The one-time pad was a small-ring binder. The Navy chief signed for it on the way out, then went back to his desk. The Air Force sergeant joined him, and together they went through the cumbersome procedure of decrypting the dispatch.

“Damn,” the young NCO observed about two-thirds of the way through. “Do we tell anybody about that?”

“That’s above our pay grade, sonny. I expect the DCI will let the right people know. And forget you ever heard that,” he added. But neither really would, and both knew it. With all the wickets they had to pass through to be here, the idea that their signal systems were not secure was rather like hearing that their mother was turning tricks on Sixteenth Street in DC.

“Yeah, Chief, sure,” the young wing-wiper replied. “How do we deliver this one?”

“I think a courier, sonny. You want to whistle one up?”

“Aye aye, sir.” The USAF sergeant took his leave with a smile.

The courier was an Army staff sergeant, driving a tan Army Plymouth Reliant, who took the sealed envelope, tucked it into the attaché case on his front seat, and drove down the Baltimore-Washington Parkway to the D.C. Beltway, and west on that to the George Washington Parkway, the first right off of which was CIA. At that point, the dispatch—whatever the hell it was, he didn’t know—ceased being his responsibility.

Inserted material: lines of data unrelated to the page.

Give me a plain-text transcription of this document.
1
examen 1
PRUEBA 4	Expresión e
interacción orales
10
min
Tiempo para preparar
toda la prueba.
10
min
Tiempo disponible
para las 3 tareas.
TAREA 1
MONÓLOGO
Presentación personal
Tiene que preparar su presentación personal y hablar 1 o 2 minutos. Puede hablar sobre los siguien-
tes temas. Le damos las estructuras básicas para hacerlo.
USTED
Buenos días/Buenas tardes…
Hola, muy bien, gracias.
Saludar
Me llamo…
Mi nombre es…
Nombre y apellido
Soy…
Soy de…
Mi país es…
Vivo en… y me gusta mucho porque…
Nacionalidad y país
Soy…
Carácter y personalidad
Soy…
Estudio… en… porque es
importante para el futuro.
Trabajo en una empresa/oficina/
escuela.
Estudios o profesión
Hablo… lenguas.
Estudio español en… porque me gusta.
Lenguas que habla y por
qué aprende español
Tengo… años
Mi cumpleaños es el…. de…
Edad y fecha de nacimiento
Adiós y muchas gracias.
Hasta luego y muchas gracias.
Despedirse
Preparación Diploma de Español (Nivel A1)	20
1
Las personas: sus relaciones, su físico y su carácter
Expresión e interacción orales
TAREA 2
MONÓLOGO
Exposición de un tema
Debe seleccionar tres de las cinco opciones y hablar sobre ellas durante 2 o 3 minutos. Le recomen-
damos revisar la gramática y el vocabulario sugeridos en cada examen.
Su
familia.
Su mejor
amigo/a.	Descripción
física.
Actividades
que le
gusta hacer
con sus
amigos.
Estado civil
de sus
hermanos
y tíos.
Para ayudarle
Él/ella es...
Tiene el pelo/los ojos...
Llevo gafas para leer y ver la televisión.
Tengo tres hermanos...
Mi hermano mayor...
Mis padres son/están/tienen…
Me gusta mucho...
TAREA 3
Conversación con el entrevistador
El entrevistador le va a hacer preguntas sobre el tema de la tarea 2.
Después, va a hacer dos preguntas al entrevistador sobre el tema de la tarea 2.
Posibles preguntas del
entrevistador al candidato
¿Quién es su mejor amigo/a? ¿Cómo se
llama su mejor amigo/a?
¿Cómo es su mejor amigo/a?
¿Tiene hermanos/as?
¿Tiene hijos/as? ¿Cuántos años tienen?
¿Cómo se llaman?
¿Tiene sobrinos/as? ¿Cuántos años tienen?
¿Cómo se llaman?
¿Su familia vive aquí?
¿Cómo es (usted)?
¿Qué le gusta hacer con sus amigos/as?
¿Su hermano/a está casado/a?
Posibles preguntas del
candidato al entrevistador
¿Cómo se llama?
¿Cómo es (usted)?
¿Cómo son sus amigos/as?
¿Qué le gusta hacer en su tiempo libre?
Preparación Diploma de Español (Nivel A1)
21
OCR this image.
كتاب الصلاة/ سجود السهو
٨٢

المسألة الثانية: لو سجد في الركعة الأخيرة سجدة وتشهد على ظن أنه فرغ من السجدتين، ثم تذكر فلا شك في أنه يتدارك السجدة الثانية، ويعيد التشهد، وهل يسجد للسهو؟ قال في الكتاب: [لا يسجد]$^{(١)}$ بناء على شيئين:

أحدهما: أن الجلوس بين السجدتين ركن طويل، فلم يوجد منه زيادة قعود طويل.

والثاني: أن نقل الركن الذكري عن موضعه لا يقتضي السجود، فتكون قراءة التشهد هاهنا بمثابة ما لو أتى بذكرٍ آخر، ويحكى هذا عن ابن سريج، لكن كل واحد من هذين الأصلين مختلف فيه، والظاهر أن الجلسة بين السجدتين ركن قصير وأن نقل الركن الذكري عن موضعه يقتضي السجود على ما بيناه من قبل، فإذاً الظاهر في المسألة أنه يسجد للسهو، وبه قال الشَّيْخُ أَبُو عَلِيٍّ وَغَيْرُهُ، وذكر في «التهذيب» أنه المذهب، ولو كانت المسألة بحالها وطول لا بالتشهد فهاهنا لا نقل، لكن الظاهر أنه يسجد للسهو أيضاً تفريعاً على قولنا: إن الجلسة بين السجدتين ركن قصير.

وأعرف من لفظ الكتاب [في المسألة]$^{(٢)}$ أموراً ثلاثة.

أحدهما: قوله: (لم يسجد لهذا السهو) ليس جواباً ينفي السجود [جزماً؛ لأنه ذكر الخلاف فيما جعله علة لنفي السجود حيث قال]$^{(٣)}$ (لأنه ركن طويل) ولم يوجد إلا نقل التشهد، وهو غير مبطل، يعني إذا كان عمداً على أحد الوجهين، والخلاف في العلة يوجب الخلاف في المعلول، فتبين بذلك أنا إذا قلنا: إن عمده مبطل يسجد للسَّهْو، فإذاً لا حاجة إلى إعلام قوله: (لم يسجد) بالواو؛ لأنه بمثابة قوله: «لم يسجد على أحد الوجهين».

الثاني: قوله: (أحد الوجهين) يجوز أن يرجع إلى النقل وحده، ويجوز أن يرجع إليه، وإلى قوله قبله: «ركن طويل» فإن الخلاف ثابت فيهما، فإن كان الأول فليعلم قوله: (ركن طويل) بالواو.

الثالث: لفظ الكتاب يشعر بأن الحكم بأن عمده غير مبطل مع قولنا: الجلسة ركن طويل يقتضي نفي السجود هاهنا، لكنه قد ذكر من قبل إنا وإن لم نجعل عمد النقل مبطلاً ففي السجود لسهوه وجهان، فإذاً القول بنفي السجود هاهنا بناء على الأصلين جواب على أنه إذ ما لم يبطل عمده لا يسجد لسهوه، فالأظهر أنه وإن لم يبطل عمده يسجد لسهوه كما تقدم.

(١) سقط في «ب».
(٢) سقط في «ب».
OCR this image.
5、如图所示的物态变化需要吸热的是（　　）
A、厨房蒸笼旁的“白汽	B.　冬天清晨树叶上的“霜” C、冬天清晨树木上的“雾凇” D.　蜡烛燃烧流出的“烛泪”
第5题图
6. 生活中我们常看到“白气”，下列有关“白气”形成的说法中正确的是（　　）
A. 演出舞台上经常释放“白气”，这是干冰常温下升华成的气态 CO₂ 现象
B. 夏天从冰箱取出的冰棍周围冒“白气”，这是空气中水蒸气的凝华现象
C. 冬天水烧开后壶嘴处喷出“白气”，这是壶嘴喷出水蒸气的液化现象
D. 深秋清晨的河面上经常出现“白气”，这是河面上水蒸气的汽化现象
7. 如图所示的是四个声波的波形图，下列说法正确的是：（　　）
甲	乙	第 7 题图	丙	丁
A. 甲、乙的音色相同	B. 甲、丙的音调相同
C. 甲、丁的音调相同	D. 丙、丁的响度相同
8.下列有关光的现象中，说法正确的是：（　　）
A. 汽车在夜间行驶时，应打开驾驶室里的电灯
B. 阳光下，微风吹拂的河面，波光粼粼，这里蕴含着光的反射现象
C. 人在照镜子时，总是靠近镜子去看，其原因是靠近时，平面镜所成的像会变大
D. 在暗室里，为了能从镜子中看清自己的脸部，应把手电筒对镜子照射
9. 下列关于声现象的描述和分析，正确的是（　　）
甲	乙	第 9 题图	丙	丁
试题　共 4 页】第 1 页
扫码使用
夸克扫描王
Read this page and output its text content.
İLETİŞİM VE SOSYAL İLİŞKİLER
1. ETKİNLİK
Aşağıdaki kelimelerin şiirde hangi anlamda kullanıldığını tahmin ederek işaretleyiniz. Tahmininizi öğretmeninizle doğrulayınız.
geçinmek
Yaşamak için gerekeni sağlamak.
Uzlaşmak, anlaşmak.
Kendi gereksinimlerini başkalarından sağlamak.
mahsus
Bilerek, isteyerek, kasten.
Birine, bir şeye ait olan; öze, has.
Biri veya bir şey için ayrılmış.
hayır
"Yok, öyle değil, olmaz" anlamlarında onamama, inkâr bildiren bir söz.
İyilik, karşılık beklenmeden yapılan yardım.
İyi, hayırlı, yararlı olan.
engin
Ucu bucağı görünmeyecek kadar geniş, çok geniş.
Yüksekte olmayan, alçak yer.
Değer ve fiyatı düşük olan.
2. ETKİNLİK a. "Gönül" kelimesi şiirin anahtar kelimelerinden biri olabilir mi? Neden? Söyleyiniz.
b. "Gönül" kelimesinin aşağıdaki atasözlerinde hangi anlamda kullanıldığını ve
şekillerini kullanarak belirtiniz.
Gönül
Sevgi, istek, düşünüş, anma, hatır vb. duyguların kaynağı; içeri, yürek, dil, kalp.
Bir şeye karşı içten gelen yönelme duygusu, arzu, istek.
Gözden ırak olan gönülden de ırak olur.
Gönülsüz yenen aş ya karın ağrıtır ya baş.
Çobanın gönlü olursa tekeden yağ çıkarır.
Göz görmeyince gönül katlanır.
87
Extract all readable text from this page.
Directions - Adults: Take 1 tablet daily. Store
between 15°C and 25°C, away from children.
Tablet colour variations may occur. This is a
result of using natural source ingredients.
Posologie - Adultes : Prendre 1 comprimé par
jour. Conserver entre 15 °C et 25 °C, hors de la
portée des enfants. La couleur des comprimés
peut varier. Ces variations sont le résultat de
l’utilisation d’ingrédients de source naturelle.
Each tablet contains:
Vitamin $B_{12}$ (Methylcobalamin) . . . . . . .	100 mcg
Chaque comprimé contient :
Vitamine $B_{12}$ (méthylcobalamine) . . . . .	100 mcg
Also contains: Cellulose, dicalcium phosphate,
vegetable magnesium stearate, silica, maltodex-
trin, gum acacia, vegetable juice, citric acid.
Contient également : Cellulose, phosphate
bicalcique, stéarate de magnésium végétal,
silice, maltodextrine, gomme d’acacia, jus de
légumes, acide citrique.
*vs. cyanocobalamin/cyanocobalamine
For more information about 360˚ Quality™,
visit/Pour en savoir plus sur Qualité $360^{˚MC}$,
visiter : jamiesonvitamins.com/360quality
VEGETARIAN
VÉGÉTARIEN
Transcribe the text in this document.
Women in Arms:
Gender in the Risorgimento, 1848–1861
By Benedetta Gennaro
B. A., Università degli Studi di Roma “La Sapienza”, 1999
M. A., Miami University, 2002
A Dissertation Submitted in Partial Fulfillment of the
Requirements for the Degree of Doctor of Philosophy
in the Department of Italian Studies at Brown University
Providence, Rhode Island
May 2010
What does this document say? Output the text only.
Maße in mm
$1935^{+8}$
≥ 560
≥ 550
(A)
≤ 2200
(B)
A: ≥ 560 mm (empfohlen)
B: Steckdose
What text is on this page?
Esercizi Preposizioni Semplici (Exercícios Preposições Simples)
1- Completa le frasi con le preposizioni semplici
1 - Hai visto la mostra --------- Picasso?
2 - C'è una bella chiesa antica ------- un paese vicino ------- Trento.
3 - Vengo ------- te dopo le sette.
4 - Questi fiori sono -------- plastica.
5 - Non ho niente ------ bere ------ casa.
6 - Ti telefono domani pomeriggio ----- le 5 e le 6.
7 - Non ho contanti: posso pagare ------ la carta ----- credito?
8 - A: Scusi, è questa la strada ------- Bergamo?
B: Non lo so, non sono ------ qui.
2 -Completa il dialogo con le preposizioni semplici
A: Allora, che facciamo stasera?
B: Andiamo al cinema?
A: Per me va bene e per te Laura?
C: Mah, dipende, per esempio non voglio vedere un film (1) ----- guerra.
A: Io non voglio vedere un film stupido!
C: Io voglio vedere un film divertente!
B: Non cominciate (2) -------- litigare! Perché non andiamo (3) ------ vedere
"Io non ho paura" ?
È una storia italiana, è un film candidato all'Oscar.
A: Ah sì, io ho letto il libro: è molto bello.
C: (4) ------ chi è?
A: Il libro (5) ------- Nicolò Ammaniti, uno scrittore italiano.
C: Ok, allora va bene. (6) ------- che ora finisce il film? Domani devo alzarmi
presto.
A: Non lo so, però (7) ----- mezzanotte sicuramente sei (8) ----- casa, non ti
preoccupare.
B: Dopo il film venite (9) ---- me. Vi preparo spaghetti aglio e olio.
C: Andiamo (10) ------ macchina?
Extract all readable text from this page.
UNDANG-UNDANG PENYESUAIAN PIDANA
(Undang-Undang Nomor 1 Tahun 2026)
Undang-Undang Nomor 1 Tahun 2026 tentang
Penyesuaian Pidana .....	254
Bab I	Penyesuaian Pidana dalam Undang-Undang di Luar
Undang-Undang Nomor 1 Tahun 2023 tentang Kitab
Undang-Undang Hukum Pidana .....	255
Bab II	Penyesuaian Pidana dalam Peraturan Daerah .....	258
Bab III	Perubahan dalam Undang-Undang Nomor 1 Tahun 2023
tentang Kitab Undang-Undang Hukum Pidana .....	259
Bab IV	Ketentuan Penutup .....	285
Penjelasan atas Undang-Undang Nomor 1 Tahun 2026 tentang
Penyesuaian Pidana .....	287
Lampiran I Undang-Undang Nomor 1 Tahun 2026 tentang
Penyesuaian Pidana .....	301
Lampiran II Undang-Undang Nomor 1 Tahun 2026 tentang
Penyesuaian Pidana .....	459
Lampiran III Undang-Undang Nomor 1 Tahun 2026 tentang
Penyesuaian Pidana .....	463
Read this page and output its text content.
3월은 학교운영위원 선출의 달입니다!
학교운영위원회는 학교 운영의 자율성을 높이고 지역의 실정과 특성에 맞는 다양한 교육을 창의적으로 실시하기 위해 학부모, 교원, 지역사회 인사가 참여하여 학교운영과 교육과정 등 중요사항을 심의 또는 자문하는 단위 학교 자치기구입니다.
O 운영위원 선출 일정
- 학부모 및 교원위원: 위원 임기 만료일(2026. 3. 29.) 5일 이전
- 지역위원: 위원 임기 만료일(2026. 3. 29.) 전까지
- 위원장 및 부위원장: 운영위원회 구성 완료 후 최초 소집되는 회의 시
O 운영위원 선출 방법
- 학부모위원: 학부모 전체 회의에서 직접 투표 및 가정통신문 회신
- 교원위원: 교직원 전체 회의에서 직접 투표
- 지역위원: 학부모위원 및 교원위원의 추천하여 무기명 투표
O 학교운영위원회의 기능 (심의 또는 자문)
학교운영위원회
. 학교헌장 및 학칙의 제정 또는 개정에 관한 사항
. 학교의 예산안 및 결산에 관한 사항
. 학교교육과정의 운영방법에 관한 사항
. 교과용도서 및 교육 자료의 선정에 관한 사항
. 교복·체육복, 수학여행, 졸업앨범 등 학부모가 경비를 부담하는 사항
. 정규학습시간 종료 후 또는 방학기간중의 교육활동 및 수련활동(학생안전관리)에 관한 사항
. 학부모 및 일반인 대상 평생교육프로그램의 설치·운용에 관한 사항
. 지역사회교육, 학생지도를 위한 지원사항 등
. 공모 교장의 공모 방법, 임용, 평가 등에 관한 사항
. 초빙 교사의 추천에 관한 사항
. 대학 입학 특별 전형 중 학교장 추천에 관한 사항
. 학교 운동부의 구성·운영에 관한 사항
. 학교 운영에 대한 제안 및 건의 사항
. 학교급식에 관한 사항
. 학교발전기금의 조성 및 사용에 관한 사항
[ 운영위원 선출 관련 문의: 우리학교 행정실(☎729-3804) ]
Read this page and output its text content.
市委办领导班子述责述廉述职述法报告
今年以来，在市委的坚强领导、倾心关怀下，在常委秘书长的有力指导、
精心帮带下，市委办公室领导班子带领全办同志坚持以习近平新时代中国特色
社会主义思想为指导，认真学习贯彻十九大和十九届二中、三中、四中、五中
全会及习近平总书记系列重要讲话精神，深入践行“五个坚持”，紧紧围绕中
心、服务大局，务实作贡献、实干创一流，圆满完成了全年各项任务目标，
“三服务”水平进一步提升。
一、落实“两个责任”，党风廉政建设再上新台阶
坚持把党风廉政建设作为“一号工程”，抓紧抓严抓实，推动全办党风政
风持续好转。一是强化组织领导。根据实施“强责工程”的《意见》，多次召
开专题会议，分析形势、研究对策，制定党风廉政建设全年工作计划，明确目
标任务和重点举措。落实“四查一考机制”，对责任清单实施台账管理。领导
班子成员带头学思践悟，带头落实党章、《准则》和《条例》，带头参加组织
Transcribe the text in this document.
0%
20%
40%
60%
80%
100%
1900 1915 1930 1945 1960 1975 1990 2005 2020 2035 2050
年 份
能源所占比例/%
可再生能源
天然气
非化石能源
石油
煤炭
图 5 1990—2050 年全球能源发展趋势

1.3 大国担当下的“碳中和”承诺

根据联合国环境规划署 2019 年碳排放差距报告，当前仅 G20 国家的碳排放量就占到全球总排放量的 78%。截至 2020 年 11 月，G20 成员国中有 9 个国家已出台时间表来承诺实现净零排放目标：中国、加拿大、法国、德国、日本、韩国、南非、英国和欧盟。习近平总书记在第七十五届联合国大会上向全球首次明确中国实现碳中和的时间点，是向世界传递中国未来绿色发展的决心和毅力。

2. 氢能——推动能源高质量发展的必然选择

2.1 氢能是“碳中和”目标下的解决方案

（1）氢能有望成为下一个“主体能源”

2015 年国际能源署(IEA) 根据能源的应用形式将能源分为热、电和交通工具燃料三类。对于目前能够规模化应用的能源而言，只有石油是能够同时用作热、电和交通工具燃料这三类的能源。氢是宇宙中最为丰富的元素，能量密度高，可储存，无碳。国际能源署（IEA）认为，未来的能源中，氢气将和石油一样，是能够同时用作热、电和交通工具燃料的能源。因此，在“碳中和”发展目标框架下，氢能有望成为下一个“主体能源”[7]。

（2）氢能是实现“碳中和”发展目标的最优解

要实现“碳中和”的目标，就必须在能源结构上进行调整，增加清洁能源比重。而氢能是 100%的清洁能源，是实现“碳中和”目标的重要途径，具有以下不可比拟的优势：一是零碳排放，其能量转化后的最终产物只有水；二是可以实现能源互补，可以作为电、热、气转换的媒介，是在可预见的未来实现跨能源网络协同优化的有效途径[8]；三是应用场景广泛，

The address on the envelope sent it to the Seventh Floor. Like many government agencies, CIA never really slept. On the top floor was Tom Ridley, a carded National Intelligence Officer, and the very one who handled Judge Moore’s weekend briefings. It took him about three seconds to see that this one had to go to the judge right now. He lifted his STU secure phone and hit speed-dial button 1.

“This is Arthur Moore,” a voice said presently.

“Judge, Tom Ridley here. Something just came in.”

“Something” means it was really something.

“Now?”

“Yes, sir.”

“Can you come out here?”

“Yes, sir.”

“Jim Greer, too?”

“Yes, sir, and probably Mr. Bostock also.”

That made it interesting. “Okay, call them and then come on out.” Ridley could almost hear the Goddamn it, don’t I ever get a day off! at the other end before the line went dead. It took another few minutes to call the two other senior Agency officials, and then Ridley went down to his car for the drive out, pausing only to make three Xerox copies.

IT WAS LUNCHTIME in Great Falls. Mrs. Moore, ever the perfect hostess, had lunch meats and soft drinks set out for her unexpected guests before retiring to her sitting room upstairs.

“What is it, Tommy?” Moore asked. He liked the newly appointed NIO. A graduate of Marquette University, he was a Russian expert and had been one of Greer’s star analysts before fleeting up to his present post. Soon he’d be one of the guys who always accompanied the President on Air Force One.

“This came in late this morning via Fort Meade,” Ridley said, handing out the copies.

Mike Bostock was the fastest reader of the group: “Oh, Lord.”

“This will make Chip Bennett happy,” James Greer predicted.

“Yeah, like a trip to the dentist,” Moore observed last of all. “Okay, people, what does this tell us?”

Bostock took it first. “It means we want this Rabbit in our hutch in one big hurry, gentlemen.”

“Through Budapest?” Moore asked, remembering his morning brief.

“Uh-oh,” Bostock observed.

“Okay.” Moore leaned forward. “Let’s get our thinking organized. First, how important is this information?”

James Greer took it. “He says KGB’s going to kill somebody who doesn’t deserve it. That kinda suggests the Pope, doesn’t it?”

“More importantly, he says our communications systems might be compromised,” Bostock pointed out. “That’s the hottest thing I see in this signal, James.”

“Okay, in either case, we want this guy on our side of the wire, correct?”

“Judge, you can bet your bench on that,” the Deputy DDO shot back. “As quickly as we can make it happen.”